Tout le monde n'est pas d'accord
Même attribution des couleurs du logo de l'UMP dans les cartes de l'élection interne, dont le résultat définitif n'était toujours pas connu lundi 19 novembre en fin d'après-midi.
Voici tout d'abord la carte du résultat de la présidentielle française (trouvé sur Le Figaro.fr), associant le rose foncé aux départements gagnés par Hollande et le bleu à ceux remportés par Sarkozy.
Et voici la carte, publiée sur le blog iPolitique du journaliste politique de La Croix Laurent de Boissieu, des résultats de l'UMP par fédération (qui ressemble en partie à la précédente...)
Sauf qu'en fait, tout le monde n'est pas d'accord. Sur BFM TV, où la chronique du drame politique nous est narrée avec force détail de coulisses minute par minute, on pense l'inverse: bleu-gauche pour Fillon, rouge-droite pour Copé.
Mais oui, vous les voyez dans le petit coin en bas à droite... Regardez ci-dessous:
«Jean-François Bush» et «François Gore»
Vous êtes perdus? C'est normal. Et même dans la comparaison Copé/Romney/républicains face à Fillon/Obama/démocrates, ça se mélange un peu: il suffit pour cela de remonter dans le temps.

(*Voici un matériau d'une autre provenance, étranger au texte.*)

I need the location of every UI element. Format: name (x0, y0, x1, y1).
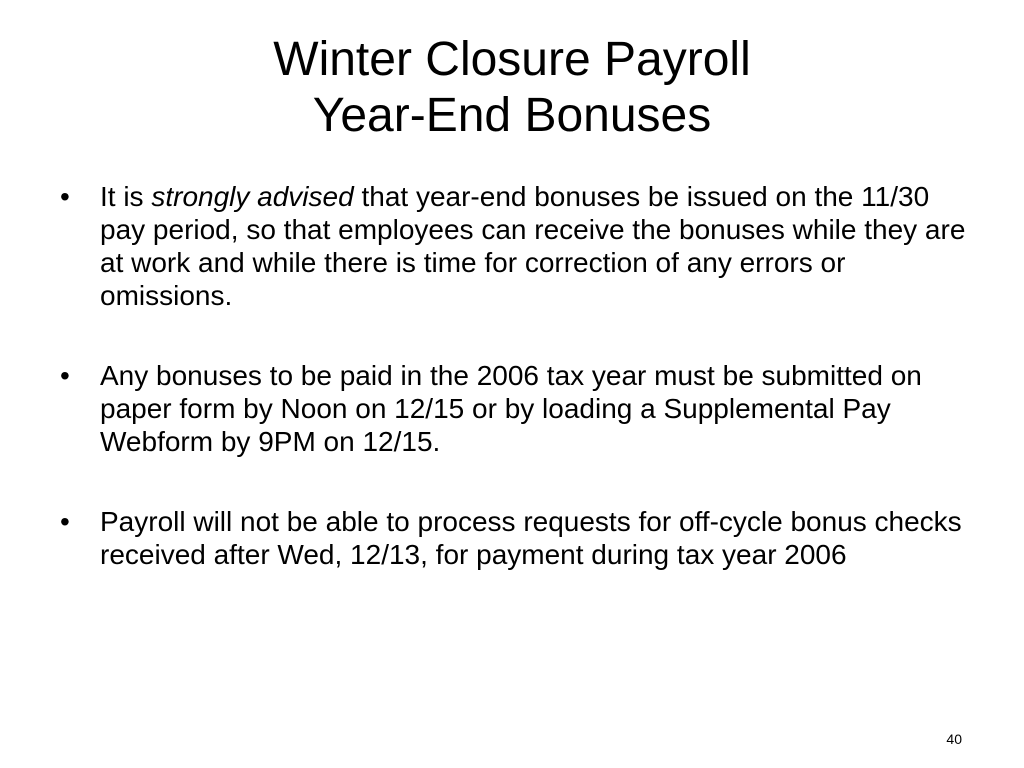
bullet-item (60, 505, 980, 571)
bullet-text (100, 506, 962, 570)
bullet-body: Any bonuses to be paid in the 2006 tax year must be submitted on paper form by Noon on 12/15 or by loading a Supplemental Pay Webform by 9PM on 12/15. (100, 360, 922, 457)
title-line-1: Winter Closure Payroll (273, 33, 751, 86)
bullet-body: that year-end bonuses be issued on the 11/30 pay period, so that employees can receive the bonuses while they are at work and while there is time for correction of any errors or omissions. (100, 181, 966, 311)
bullet-dot: • (60, 181, 70, 212)
slide-title (0, 32, 1024, 144)
page-number: 40 (946, 731, 962, 747)
bullet-dot: • (60, 360, 70, 391)
title-line-2: Year-End Bonuses (312, 89, 712, 142)
bullet-emphasis: strongly advised (151, 181, 354, 212)
bullet-text (100, 181, 965, 311)
bullet-dot: • (60, 506, 70, 537)
bullet-item (60, 180, 980, 312)
bullet-body: Payroll will not be able to process requests for off-cycle bonus checks received after Wed, 12/13, for payment during tax year 2006 (100, 506, 962, 570)
bullet-text (100, 360, 922, 457)
bullet-item (60, 359, 980, 458)
bullet-prefix: It is (100, 181, 152, 212)
bullet-list (60, 180, 980, 618)
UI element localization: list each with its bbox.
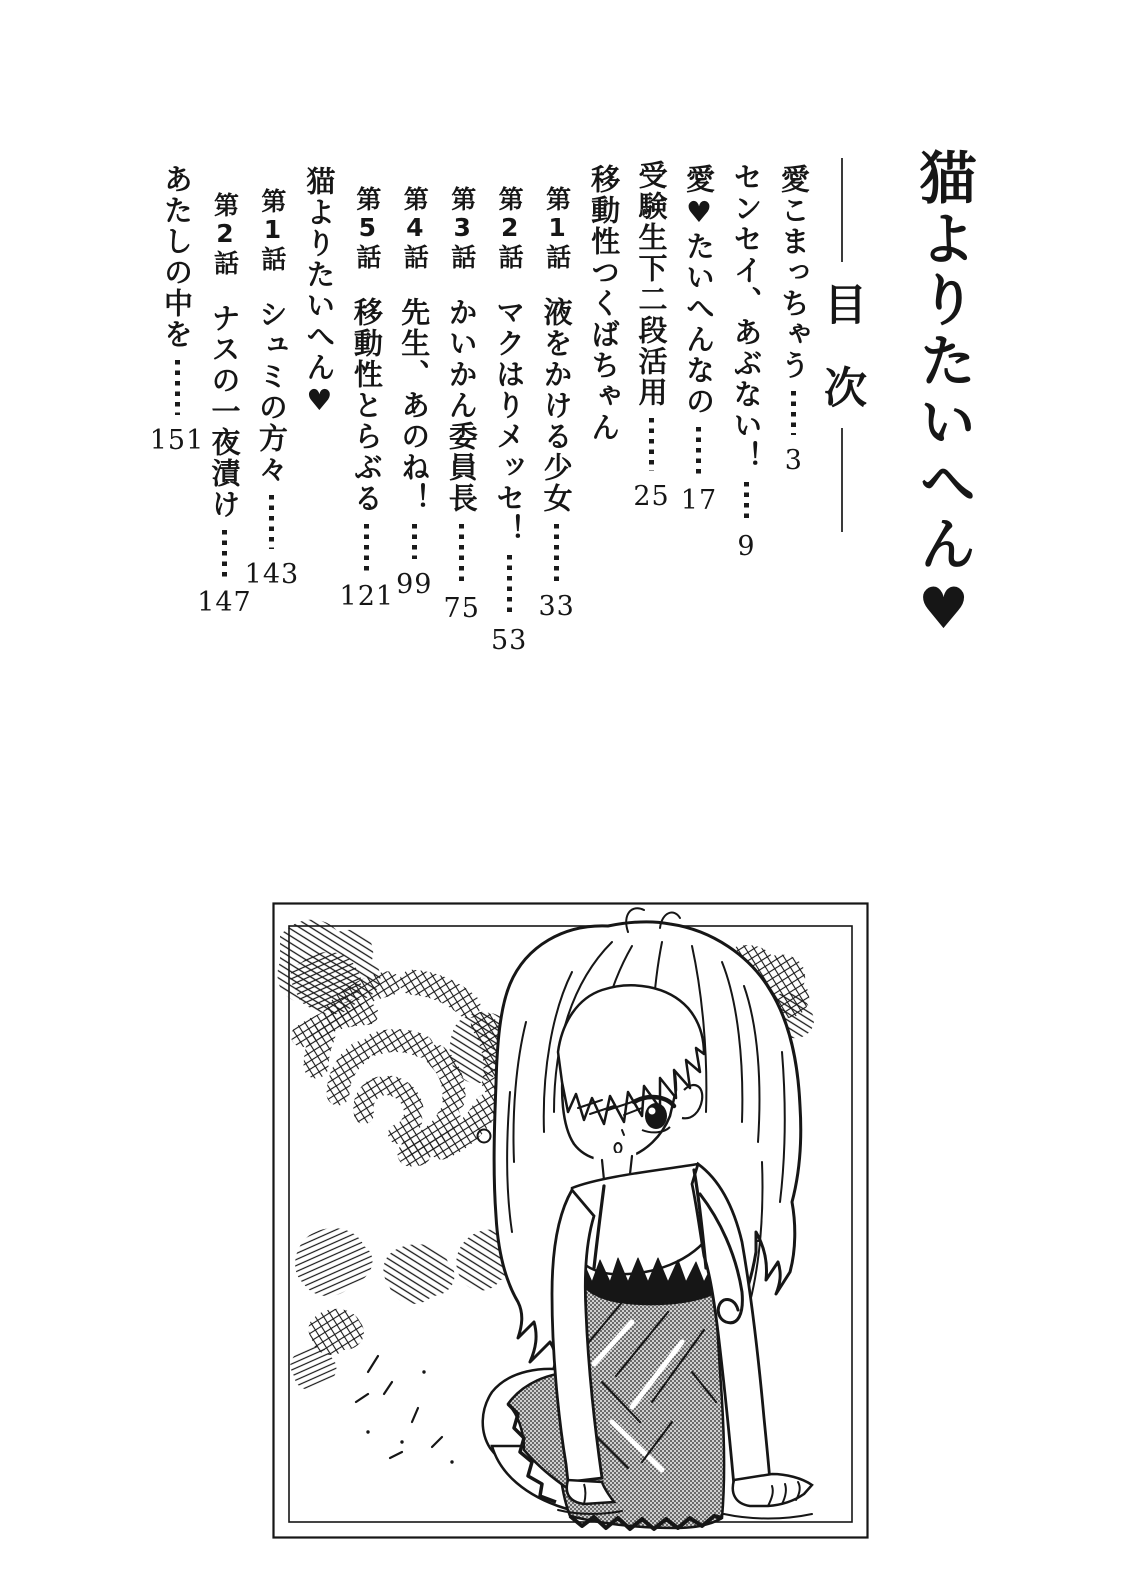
- toc-entry: [149, 164, 205, 456]
- dots-leader: [175, 360, 180, 415]
- entry-title: センセイ、あぶない！: [729, 162, 764, 472]
- toc-entry: [490, 186, 528, 656]
- toc-entry: [680, 164, 718, 516]
- page-number: 33: [538, 591, 575, 622]
- dots-leader: [459, 524, 464, 583]
- toc-entry: [244, 188, 300, 590]
- entry-title: かいかん委員長: [444, 297, 479, 514]
- chapter-label: 第5話: [352, 186, 382, 271]
- dots-leader: [507, 555, 512, 615]
- entry-title: 愛こまっちゃう: [776, 164, 811, 381]
- illustration-svg: [272, 902, 869, 1539]
- toc-entry: [633, 160, 671, 512]
- toc-section-header: [300, 166, 338, 690]
- dots-leader: [649, 418, 654, 471]
- page-number: 3: [784, 445, 803, 476]
- toc-entry: [538, 186, 576, 622]
- entry-title: 液をかける少女: [539, 297, 574, 514]
- toc-heading-char-2: 次: [817, 365, 867, 408]
- chapter-label: 第3話: [447, 186, 477, 271]
- dots-leader: [222, 530, 227, 577]
- chapter-label: 第2話: [210, 192, 240, 277]
- entry-title: シュミの方々: [254, 299, 289, 485]
- toc-entry: [395, 186, 433, 600]
- book-title: 猫よりたいへん♥: [910, 148, 977, 646]
- toc-entry: [339, 186, 395, 612]
- chapter-label: 第2話: [495, 186, 525, 271]
- page-number: 75: [443, 593, 480, 624]
- page-number: 147: [197, 587, 252, 618]
- page-number: 121: [339, 581, 395, 612]
- page-number: 151: [149, 425, 205, 456]
- page-number: 17: [680, 485, 718, 516]
- toc-entry: [443, 186, 481, 624]
- toc-heading: [818, 158, 866, 532]
- entry-title: 愛♥たいへんなの: [681, 164, 716, 417]
- entry-title: 移動性つくばちゃん: [587, 164, 622, 443]
- page-number: 99: [396, 569, 433, 600]
- dots-leader: [554, 524, 559, 581]
- entry-title: マクはりメッセ！: [492, 297, 527, 545]
- toc-entry: [775, 164, 813, 476]
- page-number: 9: [737, 531, 756, 562]
- entry-title: 先生、あのね！: [397, 297, 432, 514]
- page-number: 143: [244, 559, 300, 590]
- chapter-label: 第1話: [257, 188, 287, 273]
- page-number: 53: [490, 625, 528, 656]
- dots-leader: [696, 427, 701, 475]
- entry-title: あたしの中を: [160, 164, 194, 350]
- toc-heading-char-1: 目: [817, 282, 867, 325]
- illustration-panel: [272, 902, 869, 1539]
- toc-entry: [727, 162, 765, 562]
- toc-list: [149, 150, 813, 690]
- entry-title: 移動性とらぶる: [349, 297, 384, 514]
- chapter-label: 第1話: [542, 186, 572, 271]
- dots-leader: [412, 524, 417, 559]
- dots-leader: [744, 482, 749, 521]
- page-number: 25: [633, 481, 670, 512]
- entry-title: 受験生下二段活用: [634, 160, 669, 408]
- dots-leader: [364, 524, 369, 571]
- dots-leader: [791, 391, 796, 435]
- toc-heading-rule-top: [841, 158, 843, 262]
- toc-heading-rule-bottom: [841, 428, 843, 532]
- chapter-label: 第4話: [400, 186, 430, 271]
- entry-title: ナスの一夜漬け: [207, 303, 242, 520]
- entry-title: 猫よりたいへん♥: [302, 166, 337, 419]
- dots-leader: [269, 495, 274, 549]
- toc-section-header: [585, 164, 623, 690]
- toc-entry: [197, 192, 252, 618]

En référence au psychodrame de la Floride en 2000, Arrêt sur images parlait ce matin de «Jean-François Bush» et «François Gore» (ce qui laisserait entendre que, dans l'affaire, le lésé sera Fillon, et que Copé s'autoproclamant vainqueur serait une manoeuvre à la Fox News en 2000).
Mais Marc-Philippe Daubresse, un des lieutenants de Copé, a inversé la perspective en comparant les Alpes-Maritimes à la Floride (Etat grâce auquel Bush avait remporté la présidentielle pour quelques centaines de voix, sur fond de suspicions de fraude), faisant donc de Copé le Al Gore français:
«Je vous renvoie au match Bush/Al Gore où il y a eu le même problème en Floride. Eh bien, chez nous, c’est dans les Alpes-Maritimes.»

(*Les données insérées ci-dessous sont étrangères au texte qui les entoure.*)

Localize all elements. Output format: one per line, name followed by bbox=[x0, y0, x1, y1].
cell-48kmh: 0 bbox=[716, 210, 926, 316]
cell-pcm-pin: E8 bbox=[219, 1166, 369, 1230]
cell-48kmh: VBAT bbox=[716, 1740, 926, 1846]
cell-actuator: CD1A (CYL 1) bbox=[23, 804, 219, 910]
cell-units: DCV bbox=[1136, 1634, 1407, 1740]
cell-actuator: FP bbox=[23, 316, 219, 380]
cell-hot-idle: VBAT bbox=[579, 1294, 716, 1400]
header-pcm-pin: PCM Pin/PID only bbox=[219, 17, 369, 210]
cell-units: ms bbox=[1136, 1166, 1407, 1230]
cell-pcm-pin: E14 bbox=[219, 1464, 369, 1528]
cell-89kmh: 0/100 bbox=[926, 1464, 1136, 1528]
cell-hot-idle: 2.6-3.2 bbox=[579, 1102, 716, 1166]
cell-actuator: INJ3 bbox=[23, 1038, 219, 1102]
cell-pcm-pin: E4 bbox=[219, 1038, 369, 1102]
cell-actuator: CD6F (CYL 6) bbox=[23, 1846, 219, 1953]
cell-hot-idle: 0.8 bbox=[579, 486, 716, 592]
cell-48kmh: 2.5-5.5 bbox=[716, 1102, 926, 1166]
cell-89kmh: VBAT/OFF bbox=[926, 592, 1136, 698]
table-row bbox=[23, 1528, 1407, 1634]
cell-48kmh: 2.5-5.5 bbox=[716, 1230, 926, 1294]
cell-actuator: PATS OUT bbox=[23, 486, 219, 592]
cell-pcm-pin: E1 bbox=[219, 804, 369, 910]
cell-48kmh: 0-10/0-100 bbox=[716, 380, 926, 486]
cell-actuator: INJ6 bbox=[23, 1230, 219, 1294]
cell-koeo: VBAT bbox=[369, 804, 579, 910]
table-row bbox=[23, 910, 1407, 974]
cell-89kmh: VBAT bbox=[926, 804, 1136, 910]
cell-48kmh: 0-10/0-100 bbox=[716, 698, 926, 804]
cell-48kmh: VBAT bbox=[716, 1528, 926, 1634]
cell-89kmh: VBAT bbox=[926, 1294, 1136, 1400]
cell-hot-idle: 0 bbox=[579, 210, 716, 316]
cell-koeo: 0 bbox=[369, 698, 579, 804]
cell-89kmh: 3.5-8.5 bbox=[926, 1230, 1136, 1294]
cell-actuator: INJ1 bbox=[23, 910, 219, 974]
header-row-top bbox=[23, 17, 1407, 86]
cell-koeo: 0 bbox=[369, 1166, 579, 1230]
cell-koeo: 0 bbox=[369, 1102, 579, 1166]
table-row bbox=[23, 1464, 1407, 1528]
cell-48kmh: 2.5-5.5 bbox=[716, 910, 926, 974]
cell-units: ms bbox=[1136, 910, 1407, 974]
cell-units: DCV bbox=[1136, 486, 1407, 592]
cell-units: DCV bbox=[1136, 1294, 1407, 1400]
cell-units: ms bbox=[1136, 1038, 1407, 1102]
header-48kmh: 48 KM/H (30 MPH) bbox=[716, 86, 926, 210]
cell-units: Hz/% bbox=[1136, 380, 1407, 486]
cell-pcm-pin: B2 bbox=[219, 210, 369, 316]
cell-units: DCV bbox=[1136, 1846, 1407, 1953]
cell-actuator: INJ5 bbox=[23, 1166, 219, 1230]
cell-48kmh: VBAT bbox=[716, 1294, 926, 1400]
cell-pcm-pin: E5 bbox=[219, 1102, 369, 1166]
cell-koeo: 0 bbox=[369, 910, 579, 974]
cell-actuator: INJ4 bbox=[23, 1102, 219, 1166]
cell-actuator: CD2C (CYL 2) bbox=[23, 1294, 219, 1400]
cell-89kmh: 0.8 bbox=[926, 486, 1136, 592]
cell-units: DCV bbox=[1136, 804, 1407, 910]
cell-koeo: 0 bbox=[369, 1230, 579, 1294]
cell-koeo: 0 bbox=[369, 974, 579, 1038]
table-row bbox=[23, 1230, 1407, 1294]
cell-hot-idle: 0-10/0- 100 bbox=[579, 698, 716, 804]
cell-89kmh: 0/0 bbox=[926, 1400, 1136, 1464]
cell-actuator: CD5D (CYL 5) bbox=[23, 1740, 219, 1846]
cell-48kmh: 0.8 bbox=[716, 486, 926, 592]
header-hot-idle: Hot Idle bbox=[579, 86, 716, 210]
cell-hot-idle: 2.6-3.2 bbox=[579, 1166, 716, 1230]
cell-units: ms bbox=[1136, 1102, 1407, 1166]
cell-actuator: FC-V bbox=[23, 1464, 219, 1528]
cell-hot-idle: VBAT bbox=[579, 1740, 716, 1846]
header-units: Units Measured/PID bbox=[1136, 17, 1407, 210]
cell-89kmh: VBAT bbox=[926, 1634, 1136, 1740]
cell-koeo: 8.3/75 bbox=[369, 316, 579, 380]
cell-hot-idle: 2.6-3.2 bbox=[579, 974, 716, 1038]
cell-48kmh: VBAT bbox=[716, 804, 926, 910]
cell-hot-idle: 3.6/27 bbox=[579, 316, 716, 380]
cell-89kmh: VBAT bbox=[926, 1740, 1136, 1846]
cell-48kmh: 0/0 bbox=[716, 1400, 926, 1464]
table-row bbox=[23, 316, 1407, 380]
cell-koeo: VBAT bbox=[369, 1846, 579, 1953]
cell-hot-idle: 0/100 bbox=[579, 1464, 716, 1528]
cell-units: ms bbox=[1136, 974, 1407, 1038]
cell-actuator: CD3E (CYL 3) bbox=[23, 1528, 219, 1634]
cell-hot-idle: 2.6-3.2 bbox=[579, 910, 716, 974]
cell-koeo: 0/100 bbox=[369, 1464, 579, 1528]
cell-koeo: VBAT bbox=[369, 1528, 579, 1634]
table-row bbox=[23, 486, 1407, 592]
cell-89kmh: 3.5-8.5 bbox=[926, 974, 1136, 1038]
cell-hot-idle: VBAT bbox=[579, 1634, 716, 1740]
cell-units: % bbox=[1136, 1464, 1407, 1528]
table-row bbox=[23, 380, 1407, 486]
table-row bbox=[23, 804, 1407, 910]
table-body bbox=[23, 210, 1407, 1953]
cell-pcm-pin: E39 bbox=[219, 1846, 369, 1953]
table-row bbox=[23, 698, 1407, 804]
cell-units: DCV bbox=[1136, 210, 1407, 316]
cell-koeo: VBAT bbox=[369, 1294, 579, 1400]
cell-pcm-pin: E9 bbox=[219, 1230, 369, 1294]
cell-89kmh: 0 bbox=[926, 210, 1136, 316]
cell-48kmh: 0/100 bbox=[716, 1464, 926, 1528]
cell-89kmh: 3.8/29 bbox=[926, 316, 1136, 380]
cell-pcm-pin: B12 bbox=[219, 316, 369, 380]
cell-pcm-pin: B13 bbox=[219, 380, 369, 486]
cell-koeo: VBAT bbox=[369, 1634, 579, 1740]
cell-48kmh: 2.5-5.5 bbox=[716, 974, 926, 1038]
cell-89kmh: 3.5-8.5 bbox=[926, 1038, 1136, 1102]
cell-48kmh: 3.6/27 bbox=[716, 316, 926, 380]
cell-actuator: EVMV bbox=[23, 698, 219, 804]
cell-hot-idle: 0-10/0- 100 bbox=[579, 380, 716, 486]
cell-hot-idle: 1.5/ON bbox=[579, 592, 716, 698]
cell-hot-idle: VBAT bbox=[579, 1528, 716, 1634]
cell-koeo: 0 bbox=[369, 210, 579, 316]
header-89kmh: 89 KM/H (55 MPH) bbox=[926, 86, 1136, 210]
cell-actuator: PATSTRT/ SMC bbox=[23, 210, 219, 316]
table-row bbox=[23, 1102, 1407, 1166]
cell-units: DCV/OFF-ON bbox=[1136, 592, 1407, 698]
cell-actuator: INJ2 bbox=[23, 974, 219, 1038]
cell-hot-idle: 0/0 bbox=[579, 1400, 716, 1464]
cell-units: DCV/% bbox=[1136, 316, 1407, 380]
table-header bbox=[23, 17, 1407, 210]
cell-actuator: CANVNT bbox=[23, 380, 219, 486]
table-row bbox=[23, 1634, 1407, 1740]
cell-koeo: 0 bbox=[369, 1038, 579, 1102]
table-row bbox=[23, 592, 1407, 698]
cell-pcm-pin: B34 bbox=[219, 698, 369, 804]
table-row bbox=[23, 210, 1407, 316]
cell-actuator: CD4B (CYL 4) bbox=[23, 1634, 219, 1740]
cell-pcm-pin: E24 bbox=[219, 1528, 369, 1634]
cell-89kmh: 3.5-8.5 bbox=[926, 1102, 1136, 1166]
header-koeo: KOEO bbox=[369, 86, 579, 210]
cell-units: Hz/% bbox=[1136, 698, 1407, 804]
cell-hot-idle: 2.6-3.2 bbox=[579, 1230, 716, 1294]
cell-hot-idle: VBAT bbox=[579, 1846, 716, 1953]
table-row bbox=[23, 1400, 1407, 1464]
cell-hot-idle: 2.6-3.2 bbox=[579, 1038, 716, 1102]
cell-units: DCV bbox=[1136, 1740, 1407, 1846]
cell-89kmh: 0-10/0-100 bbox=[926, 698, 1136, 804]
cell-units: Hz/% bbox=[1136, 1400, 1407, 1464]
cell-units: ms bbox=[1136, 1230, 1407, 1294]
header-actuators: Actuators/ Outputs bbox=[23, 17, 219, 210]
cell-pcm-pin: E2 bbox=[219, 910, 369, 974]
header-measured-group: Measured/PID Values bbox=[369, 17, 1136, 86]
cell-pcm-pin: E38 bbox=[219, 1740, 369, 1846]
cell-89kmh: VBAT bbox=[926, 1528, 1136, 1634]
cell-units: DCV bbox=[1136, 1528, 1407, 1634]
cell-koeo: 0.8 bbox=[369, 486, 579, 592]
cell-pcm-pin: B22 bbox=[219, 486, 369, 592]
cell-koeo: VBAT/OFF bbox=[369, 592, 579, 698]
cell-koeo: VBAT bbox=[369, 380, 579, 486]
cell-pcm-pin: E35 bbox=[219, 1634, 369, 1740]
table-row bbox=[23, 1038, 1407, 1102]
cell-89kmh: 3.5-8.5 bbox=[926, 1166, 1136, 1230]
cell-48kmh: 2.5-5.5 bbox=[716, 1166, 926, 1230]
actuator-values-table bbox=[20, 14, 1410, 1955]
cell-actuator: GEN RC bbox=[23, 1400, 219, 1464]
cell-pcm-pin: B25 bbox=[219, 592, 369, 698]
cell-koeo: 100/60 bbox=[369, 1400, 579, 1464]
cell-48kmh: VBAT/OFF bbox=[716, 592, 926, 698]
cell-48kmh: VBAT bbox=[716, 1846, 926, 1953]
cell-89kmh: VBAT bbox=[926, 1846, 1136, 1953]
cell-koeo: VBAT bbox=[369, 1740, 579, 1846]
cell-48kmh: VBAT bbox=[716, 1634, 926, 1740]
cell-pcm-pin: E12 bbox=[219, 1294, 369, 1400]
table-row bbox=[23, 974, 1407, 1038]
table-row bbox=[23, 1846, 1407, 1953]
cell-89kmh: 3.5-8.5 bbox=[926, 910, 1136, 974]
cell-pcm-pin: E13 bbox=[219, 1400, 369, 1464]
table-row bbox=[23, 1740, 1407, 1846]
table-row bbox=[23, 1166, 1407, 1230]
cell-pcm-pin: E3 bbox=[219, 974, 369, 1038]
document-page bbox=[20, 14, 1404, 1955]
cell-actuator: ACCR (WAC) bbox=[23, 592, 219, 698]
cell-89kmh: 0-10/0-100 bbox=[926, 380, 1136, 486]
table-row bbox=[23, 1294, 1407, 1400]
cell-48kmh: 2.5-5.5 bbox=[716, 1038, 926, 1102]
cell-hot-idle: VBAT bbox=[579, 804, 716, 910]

Avec tous ces mélanges de couleur et de direction, il aurait fallu 300.000 caméléons ambidextres parmi les militants de l'UMP pour comprendre clairement les positionnements de chacun et éviter un scénario embrouillé comme celui de dimanche soir, non?

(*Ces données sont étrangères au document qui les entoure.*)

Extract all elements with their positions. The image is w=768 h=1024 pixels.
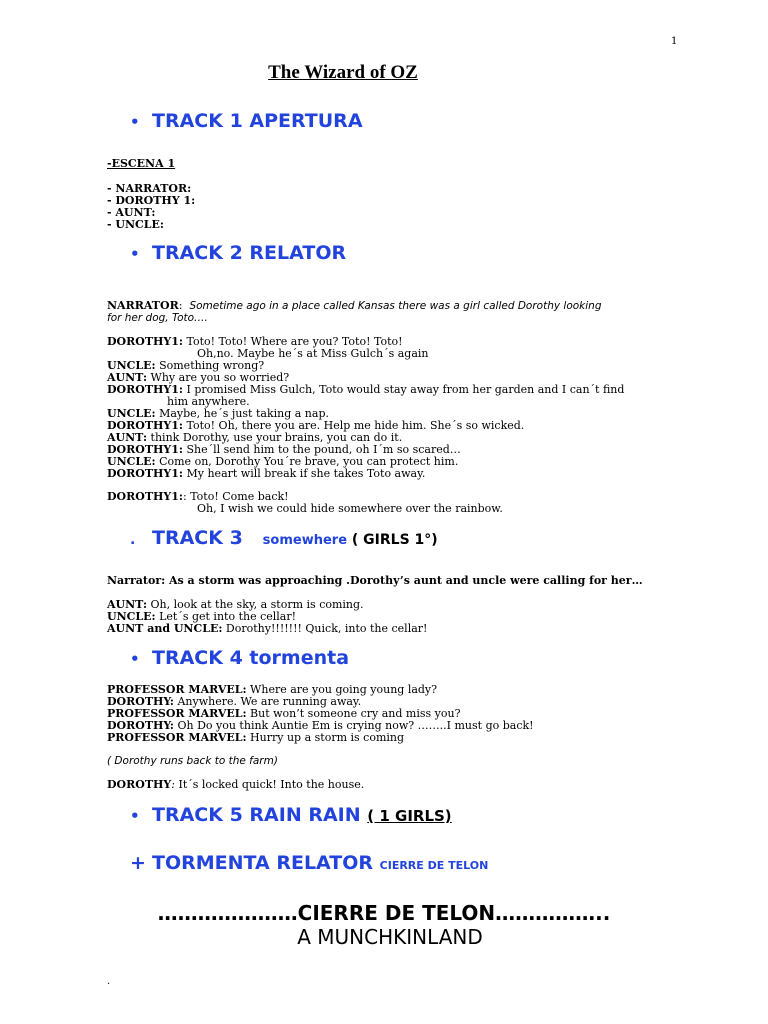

Heureusement que le PS, lui, reste fidèle au rose... sauf que, en fait, ce n'est pas le cas: comme Bruno Tur l'a écrit en avril sur Slate à propos du bleu en politique, l'usage de cette couleur n'est pas l'exclusivité de la droite. Et le mimétisme avec la campagne d'Obama a pu pousser les socialistes français à transiger avec leur socle de couleur pendant la campagne victorieuse de François Hollande.